Don’t expect your teams to start shipping code to production multiple times a day right away. They will slowly get there, but first, it’s important that they gain confidence and then progressively adopt the changes involved with continuous delivery.

Tests. The more often you ship, the more confident you need to be with the quality of the code you ship. One way to increase quality and prevent regression bugs is to have a reliable test suite. If your teams are not already writing unit tests, this is the first change they should make. Start writing unit tests, a lot of them. The more you increase the quality and the reliability of your tests, the more confidence you’ll have in the code you ship. Make sure they are fast so you can get feedback quickly. Continuous delivery is a good way to increase quality, because you cannot ship that often without good quality. Tests must become your best allies.

QA. In a continuous delivery context, there is no classic QA phase prior to shipping, since the idea is to ship as often as possible. QA is a responsibility shared among the team.

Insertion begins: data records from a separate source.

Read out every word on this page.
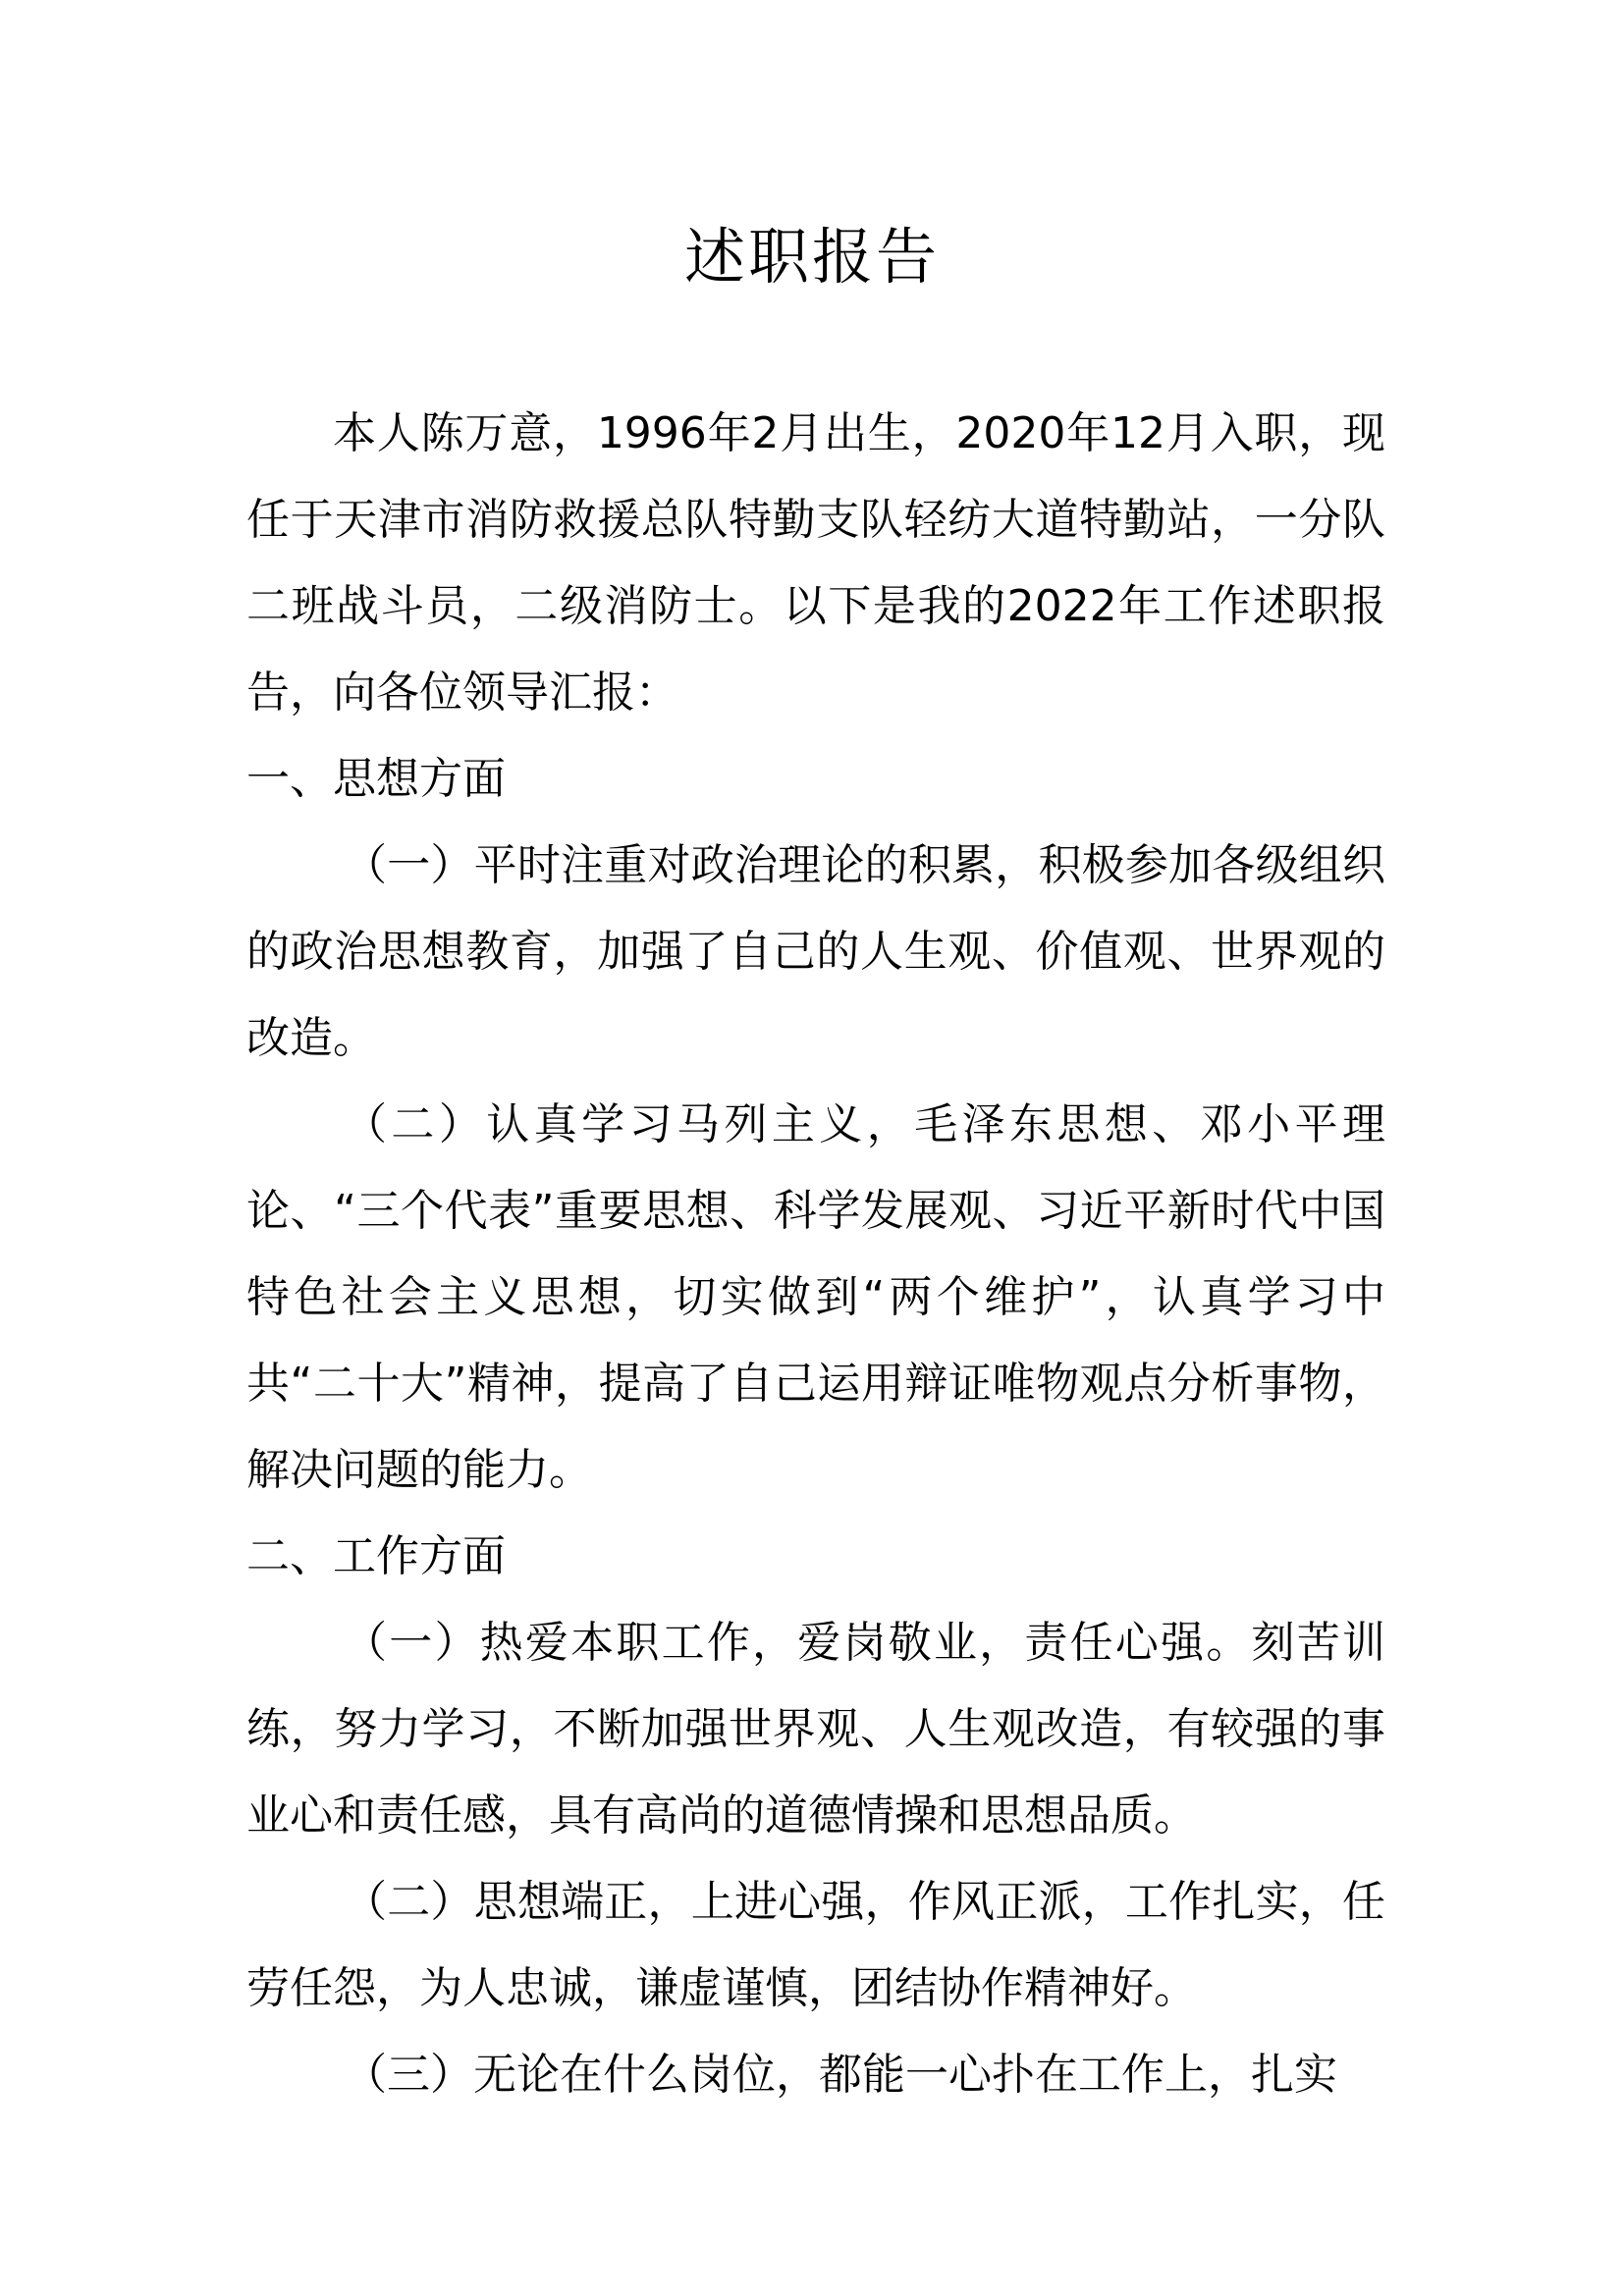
述职报告

本人陈万意，1996年2月出生，2020年12月入职，现任于天津市消防救援总队特勤支队轻纺大道特勤站，一分队二班战斗员，二级消防士。以下是我的2022年工作述职报告，向各位领导汇报：

一、思想方面

（一）平时注重对政治理论的积累，积极参加各级组织的政治思想教育，加强了自己的人生观、价值观、世界观的改造。

（二）认真学习马列主义，毛泽东思想、邓小平理论、“三个代表”重要思想、科学发展观、习近平新时代中国特色社会主义思想，切实做到“两个维护”，认真学习中共“二十大”精神，提高了自己运用辩证唯物观点分析事物，解决问题的能力。

二、工作方面

（一）热爱本职工作，爱岗敬业，责任心强。刻苦训练，努力学习，不断加强世界观、人生观改造，有较强的事业心和责任感，具有高尚的道德情操和思想品质。

（二）思想端正，上进心强，作风正派，工作扎实，任劳任怨，为人忠诚，谦虚谨慎，团结协作精神好。

（三）无论在什么岗位，都能一心扑在工作上，扎实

Developers must test their code, with manual testing and by writing unit tests. With the usage of feature flags, teams and or QA analysts can safely test the feature in production once it’s been deployed. Further more, the team can progressively rollout a feature to a subset of users and then observe how this feature behaves without the risk of impacting all your users.

Monitoring. Development teams should take interest into proactively monitoring the production environment so they can take action on issues caused by their code as fast as possible.

Ship smaller increments more often. Walk towards continuous delivery by shrinking your releases and shipping more and more often. A team should start with a pace they are comfortable with and then gradually increase this pace as they get more comfortable, until they reach their ideal pace. Some teams ship daily, some even on every commit! It’s up to them to decide how far they want to go.

Experiments. One of the huge benefits of continuous delivery is how it facilitates experimentation (hypothesis-driven development). With continuous delivery in place, you can start testing your ideas quickly, with your users, in production. Don’t risk investing weeks of development to release a feature only to find out it’s not used at all. Test your hypotheses first, very quickly and then invest more time in those that turned out to be true and discard the others. Once your teams are comfortable with continuous delivery, you may consider looking into hypothesis-driven development.

Photo by Louis Reed on Unsplash

Takeaways

Automation is key to make continuous delivery work, but it will take you more than a fancy pipeline for it to work. Continuous delivery also requires a cultural change, so make sure your teams embrace it!

You cannot experiment efficiently without continuous delivery.

Feature switches are a must-have for continuous delivery.

Trust your teams, let them own their code, from the moment they write it to the moment they ship it and support it in production. Make them accountable.

Let the development teams own the release pipeline, so that it always fits their needs.

With continuous delivery, you’ll more easily achieve…

  • A faster time to market: by delivery value to your customers more often.
  • Increased quality: you cannot ship often if you do not ship quality.
  • Experiments: test hypotheses, learn quickly and make better product decisions, all that through a continuous delivery cycle.
  • Happier teams: empowered and more autonomous teams are generally happier, in my experience.